PM – O que vos inspira além do vosso trabalho? Quais são seus hobbies ou interesses fora do campo criativo?

Ana: Tudo me inspira e influencia: as coisas do quotidiano, as pessoas e toda a sua diversidade. Adoro observar o que me rodeia, ver pequenos detalhes como sombras e cores nos sítios menos esperados. Viajar, ter contacto com novas culturas, conhecer pessoas e costumes diferentes é o que me apaixona. Adoro caminhar pela natureza ou pelo meio da cidade, de forma livre e descomprometida, sem destino aparente é o meu refúgio.

Joana: A observação. O ‘people-watch’. Observar e deixar-me inspirar pelos movimentos, pelas ideias, pelas conversas, pelas experiências que são criadas através de um som, um livro, um filme, um abraço, uma obra de arte, um objeto, uma situação – uma interação.

PM – Qual é o teu lugar favorito para encontrar inspiração ou relaxar? Alguma paisagem ou ambiente que te inspire?

Ana: O mar, o cheiro a maresia, a água salgada, o barulho das ondas, a vastidão azul que se estende até ao horizonte… O cheiro a maresia traz-me uma sensação de regresso a casa e de tranquilidade e um mergulhar revitaliza-me.

Joana: Na minha casa, na varanda, o mar e o silêncio são a minha base para relaxar. Seguida de uma mistura de conversas à mesa, bem acompanhada de boas pessoas, petiscos e um copo de vinho.

PM – Tens alguma rotina matinal ou ritual que te ajuda a começar o dia com energia e criatividade?

Ana: Gosto de começar o meu dia com um café americano, saboreando-o com calma, de preferência na varanda. É um momento de pausa, onde consigo organizar os meus pensamentos e preparar-me para o que vem a seguir.

Joana: Começar o dia em casa, com uma chávena bonita de café e o silêncio para percorrer as minhas ideias, visualizar e organizar o dia que se segue. A partir daí, percorrer sempre inspiração quer seja num podcast que vou ouvir – normalmente sobre criatividade e empreendedorismo, inspira-me esse frenesim do fazer acontecer, contas de instagram que trazem leveza e despoletam em simultâneo a vontade de criar com garra e o caderno que está sempre perto para traços de pensamento ou palavras de organização.

PM – Existe alguma história especial por trás de uma das tuas criações? Podes contar-nos um pouco sobre ela?

Ana: A história por trás da criação do nosso caderno “Saudade” é singular.
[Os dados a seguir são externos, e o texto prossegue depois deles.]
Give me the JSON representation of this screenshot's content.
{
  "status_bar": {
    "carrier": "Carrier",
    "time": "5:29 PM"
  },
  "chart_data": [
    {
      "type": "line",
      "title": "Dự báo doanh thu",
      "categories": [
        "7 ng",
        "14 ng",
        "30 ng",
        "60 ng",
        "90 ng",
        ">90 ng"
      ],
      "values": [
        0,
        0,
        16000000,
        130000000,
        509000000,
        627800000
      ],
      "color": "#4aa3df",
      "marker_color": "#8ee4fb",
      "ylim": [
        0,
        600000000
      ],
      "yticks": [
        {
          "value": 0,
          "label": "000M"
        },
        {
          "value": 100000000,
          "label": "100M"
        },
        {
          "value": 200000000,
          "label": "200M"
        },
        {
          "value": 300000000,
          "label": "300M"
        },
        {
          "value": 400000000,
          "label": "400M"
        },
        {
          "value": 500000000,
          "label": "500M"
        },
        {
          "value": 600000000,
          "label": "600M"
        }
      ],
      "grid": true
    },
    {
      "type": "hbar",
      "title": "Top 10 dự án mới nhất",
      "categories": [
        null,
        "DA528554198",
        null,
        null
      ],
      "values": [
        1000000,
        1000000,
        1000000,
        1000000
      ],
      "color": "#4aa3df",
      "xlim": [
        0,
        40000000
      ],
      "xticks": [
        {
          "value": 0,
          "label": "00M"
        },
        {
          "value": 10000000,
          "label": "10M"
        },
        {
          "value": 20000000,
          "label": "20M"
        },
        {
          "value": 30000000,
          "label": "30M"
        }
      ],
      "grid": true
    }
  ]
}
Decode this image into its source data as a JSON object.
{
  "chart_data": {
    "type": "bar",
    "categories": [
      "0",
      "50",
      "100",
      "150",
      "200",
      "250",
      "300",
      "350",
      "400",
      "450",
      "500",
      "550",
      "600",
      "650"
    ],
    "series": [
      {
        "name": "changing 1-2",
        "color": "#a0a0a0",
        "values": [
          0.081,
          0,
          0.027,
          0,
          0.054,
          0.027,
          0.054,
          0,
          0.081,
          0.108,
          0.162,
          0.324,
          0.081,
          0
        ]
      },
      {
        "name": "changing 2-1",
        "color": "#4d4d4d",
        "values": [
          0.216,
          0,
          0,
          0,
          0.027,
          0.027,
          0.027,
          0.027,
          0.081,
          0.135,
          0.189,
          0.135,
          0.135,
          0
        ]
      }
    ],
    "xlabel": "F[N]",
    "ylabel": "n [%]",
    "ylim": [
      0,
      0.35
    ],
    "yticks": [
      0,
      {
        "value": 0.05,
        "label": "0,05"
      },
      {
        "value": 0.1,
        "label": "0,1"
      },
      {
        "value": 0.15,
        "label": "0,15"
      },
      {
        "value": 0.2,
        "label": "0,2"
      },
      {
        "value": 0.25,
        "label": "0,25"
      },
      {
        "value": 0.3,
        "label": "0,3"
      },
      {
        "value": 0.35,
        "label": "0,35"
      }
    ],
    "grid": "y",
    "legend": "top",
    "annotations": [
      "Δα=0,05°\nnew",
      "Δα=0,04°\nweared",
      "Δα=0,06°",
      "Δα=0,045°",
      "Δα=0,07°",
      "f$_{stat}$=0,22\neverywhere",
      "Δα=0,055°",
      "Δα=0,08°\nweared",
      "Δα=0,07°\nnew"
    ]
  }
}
Surgiu durante a pandemia, um período em que todos estávamos fechados em casa, a sentir saudades das pessoas mais próximas e da nossa vida quotediana. Foi neste contexto que surgiu a ideia de lançar o caderno “Saudade”. Utilizando desperdícios de outros papéis que íamos acumulando, cada caderno era meticulosamente produzido e numerado, representando não só a saudade das nossas pessoas, mas também a transformação dos desperdícios em algo novo. Assim, o “Saudade” tornou-se não apenas num objeto funcional, mas também uma expressão tangível dos nossos sentimentos.

Joana: Para além do nosso caderno saudade e tudo o que ele significa, gosto muita da abordagem da nossa coleção de postais “time to”. Reservamos um espaço em branco de 11×15,5cm para dedicar palavras.
O postal certo para cada um, onde queremos que dediquem tempo nas palavras traduzidas na caligrafia de quem escreve, para mais tarde recordar. Já criamos alguns momentos “time to” celebrate, magic, love, fly e enjoy. A mensagem que existe mas que cria espaço para a tornar nossa.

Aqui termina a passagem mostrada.